EXAMINATION SHEDS DIFFERENT LIGHT
“What had seemed black at first,” the judge wrote, “appears not so on closer examination.” He was referring to the Israel Corporation’s allegation that Tzur and Rosenbaum had conspired to transfer $8.5 million of Israel Corporation monies to the Rosenbaum trust company without the knowledge of the Israel Corporation board of directors.
“After matters were examined in the Israel Corporation books,” the judge wrote, “it has now become clear that what were previously thought to be transactions conducted through the personal contact only between Tzur and Rosenbaum were actually recorded regularly in the Israel Corporation books and were open to inspection.”

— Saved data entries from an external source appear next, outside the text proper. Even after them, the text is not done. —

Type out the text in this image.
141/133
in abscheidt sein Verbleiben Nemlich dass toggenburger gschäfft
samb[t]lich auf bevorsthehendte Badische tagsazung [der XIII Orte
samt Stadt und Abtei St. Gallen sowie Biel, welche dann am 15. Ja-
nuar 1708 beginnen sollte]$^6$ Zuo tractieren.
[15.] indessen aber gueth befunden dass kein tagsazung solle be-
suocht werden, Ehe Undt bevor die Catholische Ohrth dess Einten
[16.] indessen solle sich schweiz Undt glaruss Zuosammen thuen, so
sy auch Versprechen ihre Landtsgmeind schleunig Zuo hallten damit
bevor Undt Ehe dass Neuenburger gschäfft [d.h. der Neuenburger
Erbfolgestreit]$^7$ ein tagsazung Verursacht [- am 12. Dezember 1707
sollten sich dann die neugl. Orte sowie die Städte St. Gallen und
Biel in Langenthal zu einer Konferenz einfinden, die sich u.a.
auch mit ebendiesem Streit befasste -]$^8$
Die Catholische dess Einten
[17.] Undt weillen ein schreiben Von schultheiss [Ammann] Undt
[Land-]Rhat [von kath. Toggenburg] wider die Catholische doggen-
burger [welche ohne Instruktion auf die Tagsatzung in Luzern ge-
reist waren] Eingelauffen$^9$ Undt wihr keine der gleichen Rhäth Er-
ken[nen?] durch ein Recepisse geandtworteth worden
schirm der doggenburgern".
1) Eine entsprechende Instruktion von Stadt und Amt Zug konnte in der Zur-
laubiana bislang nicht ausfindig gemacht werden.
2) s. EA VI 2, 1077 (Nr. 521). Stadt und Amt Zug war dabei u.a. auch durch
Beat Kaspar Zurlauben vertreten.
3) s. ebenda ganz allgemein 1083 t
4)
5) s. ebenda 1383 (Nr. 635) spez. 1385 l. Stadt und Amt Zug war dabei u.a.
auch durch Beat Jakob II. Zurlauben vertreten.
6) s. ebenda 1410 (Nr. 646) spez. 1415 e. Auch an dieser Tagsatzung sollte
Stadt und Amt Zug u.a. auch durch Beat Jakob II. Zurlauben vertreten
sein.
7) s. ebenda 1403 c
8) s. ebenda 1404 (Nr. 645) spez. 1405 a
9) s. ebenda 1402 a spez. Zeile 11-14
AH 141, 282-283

Judge Lowenberg noted that these transfers were effected over a period of three years, in open correspondence between the two companies, were reported to the Israeli authorities and were known to the Corporation’s auditors. Rosenbaum had no reason to suspect, the judge continued, that the transfers had been made by Tzur acting alone and without authorization.
JUDGEMENT MAY HAVE REPERCUSSIONS
The judgement may have repercussions, too on the private criminal prosecution which Israel Corporation chairman. Baron Edmond de Rothschild of Paris, has brought against Rosenbaum in the Swiss courts. That prosecution is also based on the $8.5 million transfers. Rosenbaum’s lawyers are certain to argue that the Tel Aviv judgement clears their client of criminal complicity in a conspiracy and to press, therefore, to have the charges dropped.
Rothschild’s criminal action against Rosenbaum is the only criminal proceeding that the joined financier face. The Swiss writing authorities, having examined the affairs of his crashed empire, have not, to date, pressed any criminal charges. They seem to have concluded that his losses, set at 345 million Swiss Francs, were the result of a string of financial misfortunes rather than of breaches of the law.
In Tel Aviv, the Israel Corporation lawyer Amnon Goldenberg asked Judge Lowenberg Monday to amend his judgement in order to make it clear that he was not saying the Israel Corporation directors had a hand in the transfers. The application was postponed pending the return of Rosenbaum’s lawyer, Avraham Biran, to Israel. But Judge Lowenberg stated that this implication was not his intention.